La mancata decisione e il rinvio del voto
La nomina delle presidenze di Bim (Consorzio del Bacino Imbrifero Montano) e del Parco delle Orobie subisce un rinvio, inizialmente prevista per il 14 gennaio. La decisione è stata posticipata a data da destinarsi, con l’impossibilità di raggiungere un accordo a causa dell’opposizione politica di Fratelli d’Italia. Il partito, che in Provincia si trova all’opposizione, ha bloccato il piano concordato tra Lega e Pd, chiedendo tempo per alzare la posta in gioco e ottenere una delle due poltrone.
Il rinvio rappresenta un risultato significativo per Fratelli d’Italia, che ha deciso di sfruttare il proprio peso politico per rivendicare un ruolo di maggiore rilevanza in questa partita, specie dopo l’accordo che sembrava destinato a favorire gli altri schieramenti.
Il piano della Lega e il mancato accordo con il Pd
Il progetto della Lega era chiaro: assicurarsi la presidenza del Bim per compensare il mancato successo nella recente nomina del Consiglio di amministrazione del Parco del Serio, dove il candidato proposto dal Carroccio non era stato eletto. Il piano prevedeva una collaborazione con il Pd e Forza Italia, che avrebbe portato Massimo Scandella, figura vicina al segretario provinciale leghista Fabrizio Sala, alla presidenza del Bim. In cambio, il Pd avrebbe ottenuto la guida del Parco delle Orobie, con la nomina di Marco Milesi.
Tuttavia, Fratelli d’Italia, sfruttando il proprio peso politico nei territori montani, ha bloccato questo schema. I presidenti delle Comunità Montane della Val Seriana e della Val di Scalve, pur non avendo una tessera di partito, si sono dimostrati più vicini a Fratelli d’Italia e a Forza Italia che agli schieramenti di centrosinistra o alla Lega. Con una maggioranza stimata al 52%, Fratelli d’Italia ha potuto chiedere e ottenere il rinvio del voto, rallentando l’accordo e mantenendo aperta la partita.

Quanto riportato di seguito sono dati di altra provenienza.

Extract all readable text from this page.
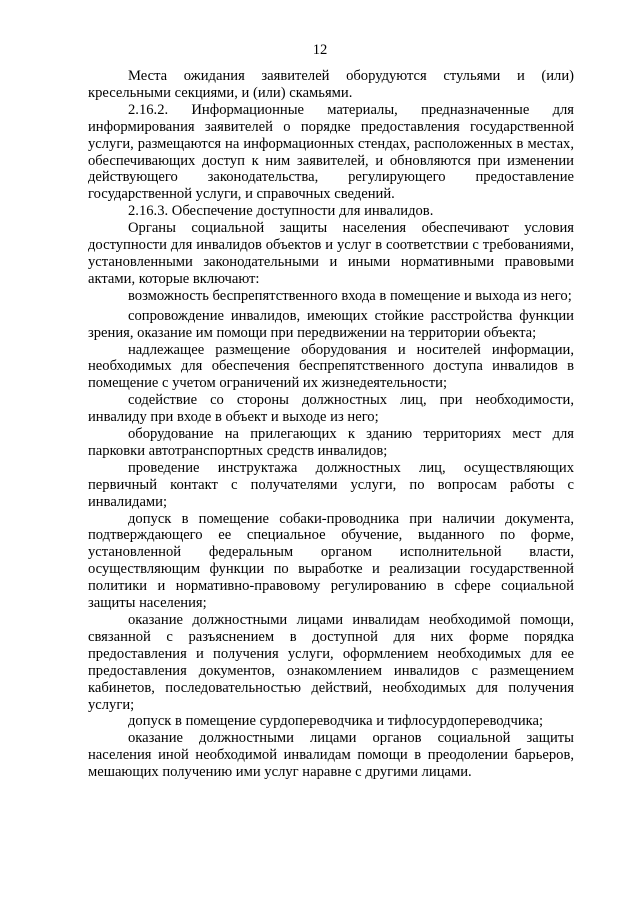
12

Места ожидания заявителей оборудуются стульями и (или) кресельными секциями, и (или) скамьями.

2.16.2. Информационные материалы, предназначенные для информирования заявителей о порядке предоставления государственной услуги, размещаются на информационных стендах, расположенных в местах, обеспечивающих доступ к ним заявителей, и обновляются при изменении действующего законодательства, регулирующего предоставление государственной услуги, и справочных сведений.

2.16.3. Обеспечение доступности для инвалидов.

Органы социальной защиты населения обеспечивают условия доступности для инвалидов объектов и услуг в соответствии с требованиями, установленными законодательными и иными нормативными правовыми актами, которые включают:

возможность беспрепятственного входа в помещение и выхода из него;

сопровождение инвалидов, имеющих стойкие расстройства функции зрения, оказание им помощи при передвижении на территории объекта;

надлежащее размещение оборудования и носителей информации, необходимых для обеспечения беспрепятственного доступа инвалидов в помещение с учетом ограничений их жизнедеятельности;

содействие со стороны должностных лиц, при необходимости, инвалиду при входе в объект и выходе из него;

оборудование на прилегающих к зданию территориях мест для парковки автотранспортных средств инвалидов;

проведение инструктажа должностных лиц, осуществляющих первичный контакт с получателями услуги, по вопросам работы с инвалидами;

допуск в помещение собаки-проводника при наличии документа, подтверждающего ее специальное обучение, выданного по форме, установленной федеральным органом исполнительной власти, осуществляющим функции по выработке и реализации государственной политики и нормативно-правовому регулированию в сфере социальной защиты населения;

оказание должностными лицами инвалидам необходимой помощи, связанной с разъяснением в доступной для них форме порядка предоставления и получения услуги, оформлением необходимых для ее предоставления документов, ознакомлением инвалидов с размещением кабинетов, последовательностью действий, необходимых для получения услуги;

допуск в помещение сурдопереводчика и тифлосурдопереводчика;

оказание должностными лицами органов социальной защиты населения иной необходимой инвалидам помощи в преодолении барьеров, мешающих получению ими услуг наравне с другими лицами.
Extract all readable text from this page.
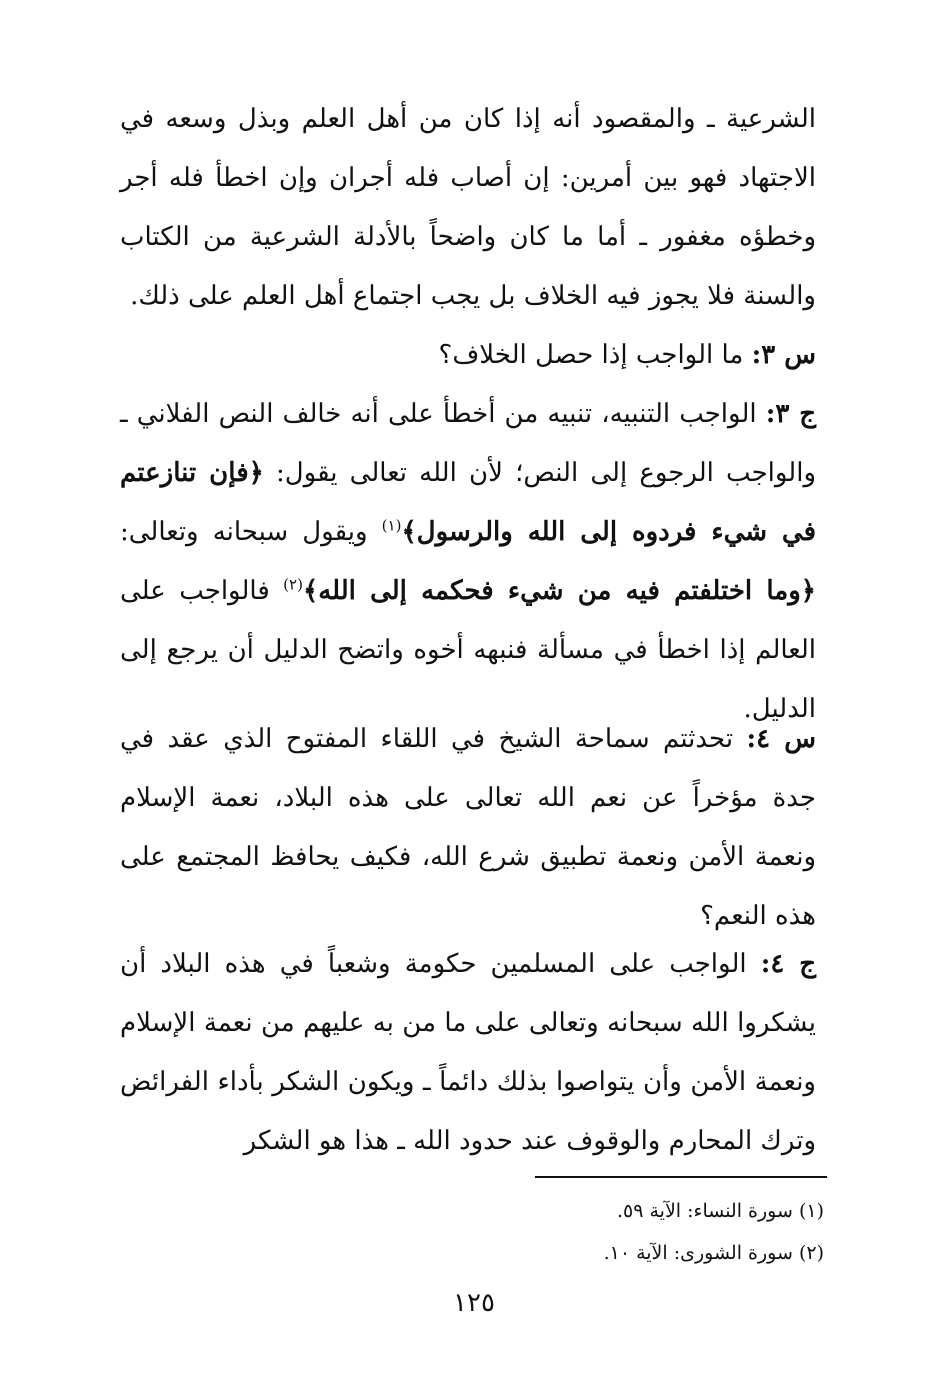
الشرعية ـ والمقصود أنه إذا كان من أهل العلم وبذل وسعه في الاجتهاد فهو بين أمرين: إن أصاب فله أجران وإن اخطأ فله أجر وخطؤه مغفور ـ أما ما كان واضحاً بالأدلة الشرعية من الكتاب والسنة فلا يجوز فيه الخلاف بل يجب اجتماع أهل العلم على ذلك.

س ٣: ما الواجب إذا حصل الخلاف؟

ج ٣: الواجب التنبيه، تنبيه من أخطأ على أنه خالف النص الفلاني ـ والواجب الرجوع إلى النص؛ لأن الله تعالى يقول: ﴿فإن تنازعتم في شيء فردوه إلى الله والرسول﴾$^{(١)}$ ويقول سبحانه وتعالى: ﴿وما اختلفتم فيه من شيء فحكمه إلى الله﴾$^{(٢)}$ فالواجب على العالم إذا اخطأ في مسألة فنبهه أخوه واتضح الدليل أن يرجع إلى الدليل.

س ٤: تحدثتم سماحة الشيخ في اللقاء المفتوح الذي عقد في جدة مؤخراً عن نعم الله تعالى على هذه البلاد، نعمة الإسلام ونعمة الأمن ونعمة تطبيق شرع الله، فكيف يحافظ المجتمع على هذه النعم؟

ج ٤: الواجب على المسلمين حكومة وشعباً في هذه البلاد أن يشكروا الله سبحانه وتعالى على ما من به عليهم من نعمة الإسلام ونعمة الأمن وأن يتواصوا بذلك دائماً ـ ويكون الشكر بأداء الفرائض وترك المحارم والوقوف عند حدود الله ـ هذا هو الشكر

(١) سورة النساء: الآية ٥٩.

(٢) سورة الشورى: الآية ١٠.

١٢٥
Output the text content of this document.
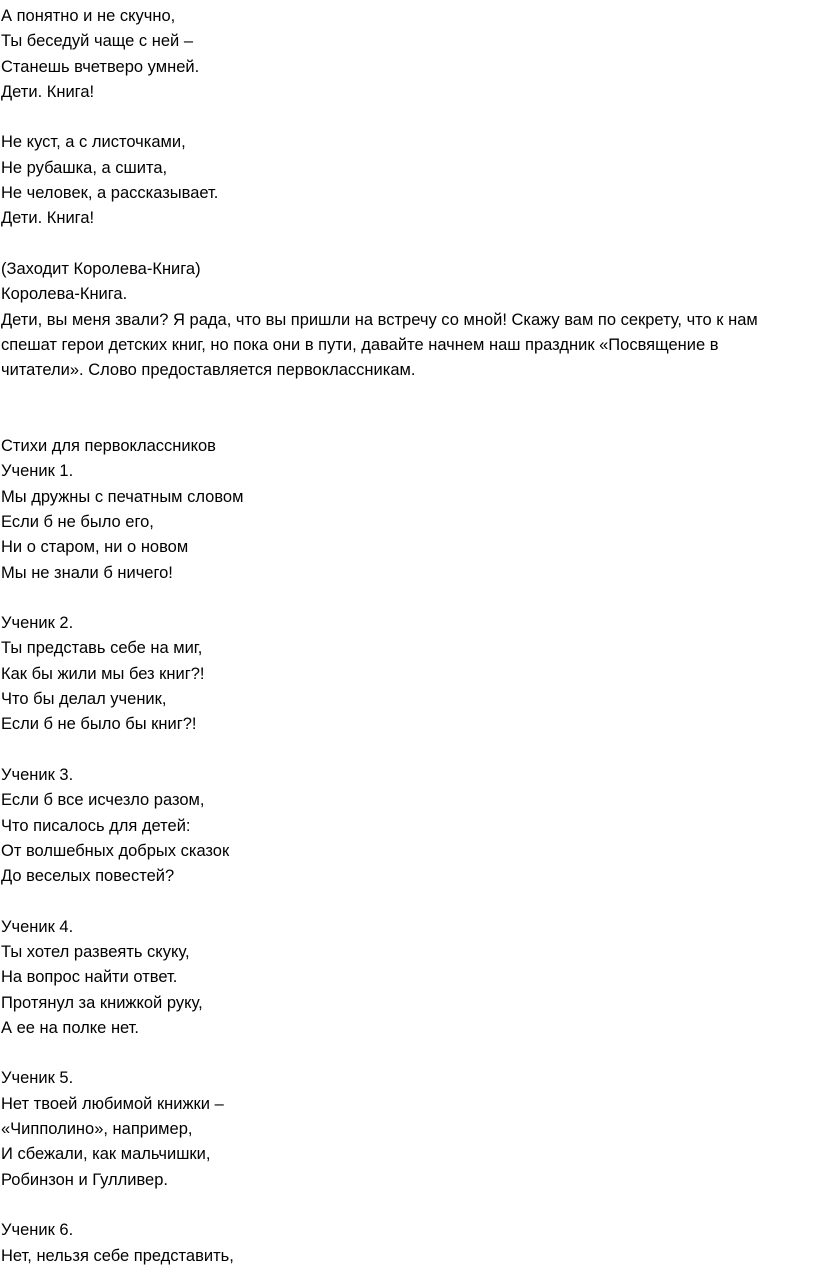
А понятно и не скучно,
Ты беседуй чаще с ней –
Станешь вчетверо умней.
Дети. Книга!
Не куст, а с листочками,
Не рубашка, а сшита,
Не человек, а рассказывает.
Дети. Книга!
(Заходит Королева-Книга)
Королева-Книга.
Дети, вы меня звали? Я рада, что вы пришли на встречу со мной! Скажу вам по секрету, что к нам спешат герои детских книг, но пока они в пути, давайте начнем наш праздник «Посвящение в читатели». Слово предоставляется первоклассникам.
Стихи для первоклассников
Ученик 1.
Мы дружны с печатным словом
Если б не было его,
Ни о старом, ни о новом
Мы не знали б ничего!
Ученик 2.
Ты представь себе на миг,
Как бы жили мы без книг?!
Что бы делал ученик,
Если б не было бы книг?!
Ученик 3.
Если б все исчезло разом,
Что писалось для детей:
От волшебных добрых сказок
До веселых повестей?
Ученик 4.
Ты хотел развеять скуку,
На вопрос найти ответ.
Протянул за книжкой руку,
А ее на полке нет.
Ученик 5.
Нет твоей любимой книжки –
«Чипполино», например,
И сбежали, как мальчишки,
Робинзон и Гулливер.
Ученик 6.
Нет, нельзя себе представить,
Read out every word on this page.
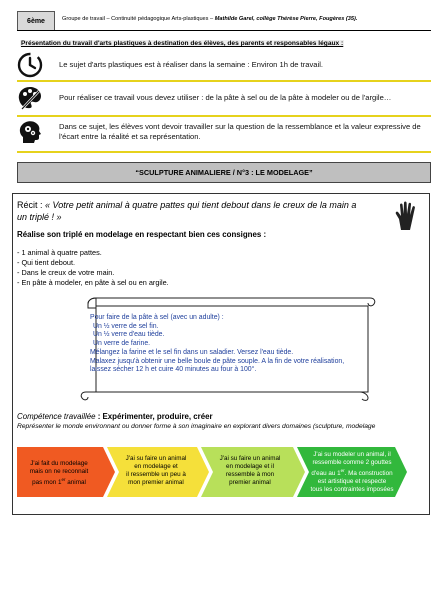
6ème	Groupe de travail – Continuité pédagogique Arts-plastiques – Mathilde Garel, collège Thérèse Pierre, Fougères (35).
Présentation du travail d'arts plastiques à destination des élèves, des parents et responsables légaux :
Le sujet d'arts plastiques est à réaliser dans la semaine : Environ 1h de travail.
Pour réaliser ce travail vous devez utiliser : de la pâte à sel ou de la pâte à modeler ou de l'argile…
Dans ce sujet, les élèves vont devoir travailler sur la question de la ressemblance et la valeur expressive de l'écart entre la réalité et sa représentation.
“SCULPTURE ANIMALIERE / N°3 : LE MODELAGE”
Récit : « Votre petit animal à quatre pattes qui tient debout dans le creux de la main a un triplé ! »
Réalise son triplé en modelage en respectant bien ces consignes :
- 1 animal à quatre pattes.
- Qui tient debout.
- Dans le creux de votre main.
- En pâte à modeler, en pâte à sel ou en argile.
Pour faire de la pâte à sel (avec un adulte) :
Un ½ verre de sel fin.
Un ½ verre d'eau tiède.
Un verre de farine.
Mélangez la farine et le sel fin dans un saladier. Versez l'eau tiède.
Malaxez jusqu'à obtenir une belle boule de pâte souple. A la fin de votre réalisation, laissez sécher 12 h et cuire 40 minutes au four à 100°.
Compétence travaillée : Expérimenter, produire, créer
Représenter le monde environnant ou donner forme à son imaginaire en explorant divers domaines (sculpture, modelage
J'ai fait du modelage
mais on ne reconnait
pas mon 1er animal
J'ai su faire un animal
en modelage et
il ressemble un peu à
mon premier animal
J'ai su faire un animal
en modelage et il
ressemble à mon
premier animal
J'ai su modeler un animal, il
ressemble comme 2 gouttes
d'eau au 1er. Ma construction
est artistique et respecte
tous les contraintes imposées
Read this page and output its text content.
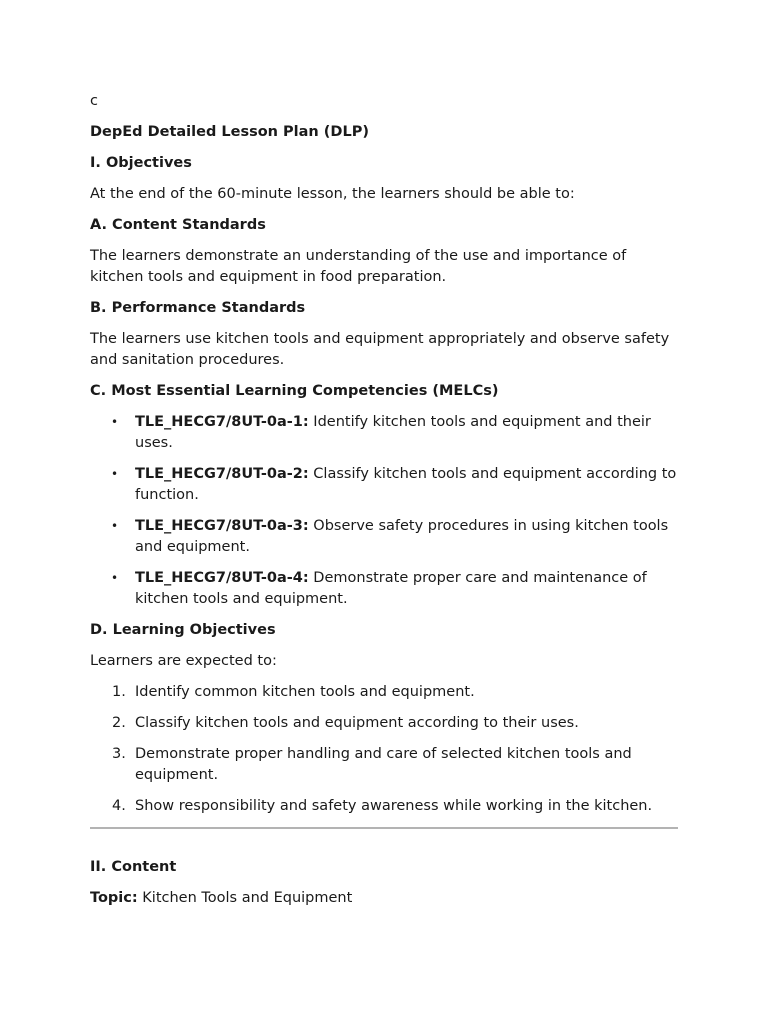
c

DepEd Detailed Lesson Plan (DLP)
I. Objectives

At the end of the 60-minute lesson, the learners should be able to:

A. Content Standards

The learners demonstrate an understanding of the use and importance of kitchen tools and equipment in food preparation.

B. Performance Standards

The learners use kitchen tools and equipment appropriately and observe safety and sanitation procedures.

C. Most Essential Learning Competencies (MELCs)
• TLE_HECG7/8UT-0a-1: Identify kitchen tools and equipment and their uses.
• TLE_HECG7/8UT-0a-2: Classify kitchen tools and equipment according to function.
• TLE_HECG7/8UT-0a-3: Observe safety procedures in using kitchen tools and equipment.
• TLE_HECG7/8UT-0a-4: Demonstrate proper care and maintenance of kitchen tools and equipment.
D. Learning Objectives

Learners are expected to:

1. Identify common kitchen tools and equipment.
2. Classify kitchen tools and equipment according to their uses.
3. Demonstrate proper handling and care of selected kitchen tools and equipment.
4. Show responsibility and safety awareness while working in the kitchen.
II. Content

Topic: Kitchen Tools and Equipment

Fratelli d’Italia rilancia e punta a una delle due presidenze
Fonti interne a Fratelli d’Italia confermano che il partito intende sfruttare il rinvio per negoziare e ottenere almeno una delle due poltrone in gioco. Gli esponenti del partito dichiarano che l’obiettivo è assicurarsi un ruolo di primo piano e smettere di rimanere esclusi dalle nomine chiave, come accaduto in passato.
Con un atteggiamento deciso, Fratelli d’Italia ha sottolineato che senza il loro sostegno gli accordi non sono realizzabili. Nonostante i tentativi di Lega e Pd di portare avanti il loro piano, l’opposizione del partito della fiamma si è rivelata decisiva per bloccare il processo.
Il rinvio del voto segna anche una chiara presa di posizione da parte di Fratelli d’Italia, che spinge per una gestione più rappresentativa delle nomine, possibilmente orientata verso una doppia presidenza di centrodestra, anche se questa soluzione appare improbabile dato il ruolo di bilanciamento che la Provincia esercita nelle trattative.
Un gioco politico che si riflette sui territori
Le dinamiche del rinvio trovano origine nelle tensioni politiche che si sono acuite dopo il fallimento della Lega nel Parco del Serio, dove il Carroccio non è riuscito a portare avanti il proprio candidato di fiducia. Questo precedente ha spinto il partito a rilanciare la posta in gioco, puntando alla presidenza del Bim come compensazione.
Tuttavia, la presenza di Fratelli d’Italia, particolarmente forte nelle valli bergamasche, ha modificato gli equilibri, rendendo difficile per Lega e Pd raggiungere i numeri necessari per portare a termine il loro accordo. La strategia di Fratelli d’Italia, basata su una solida base territoriale e su alleanze con presidenti di Comunità Montane che condividono obiettivi comuni, ha permesso di ribaltare i piani iniziali.
Una partita ancora aperta
Con il voto rinviato a data da destinarsi, è probabile che le nomine di Bim e Parco delle Orobie avverranno a breve distanza l’una dall’altra. Al momento, la situazione rimane in sospeso, ma il rinvio rappresenta un punto a favore di Fratelli d’Italia, che ha saputo usare il proprio peso politico per rimettere in discussione gli accordi iniziali.
Il risultato di questa partita, che vede contrapporsi schieramenti e interessi diversi, potrebbe definire nuovi equilibri nella gestione politica del territorio bergamasco, specie per due istituzioni di grande rilievo come il Bim e il Parco delle Orobie.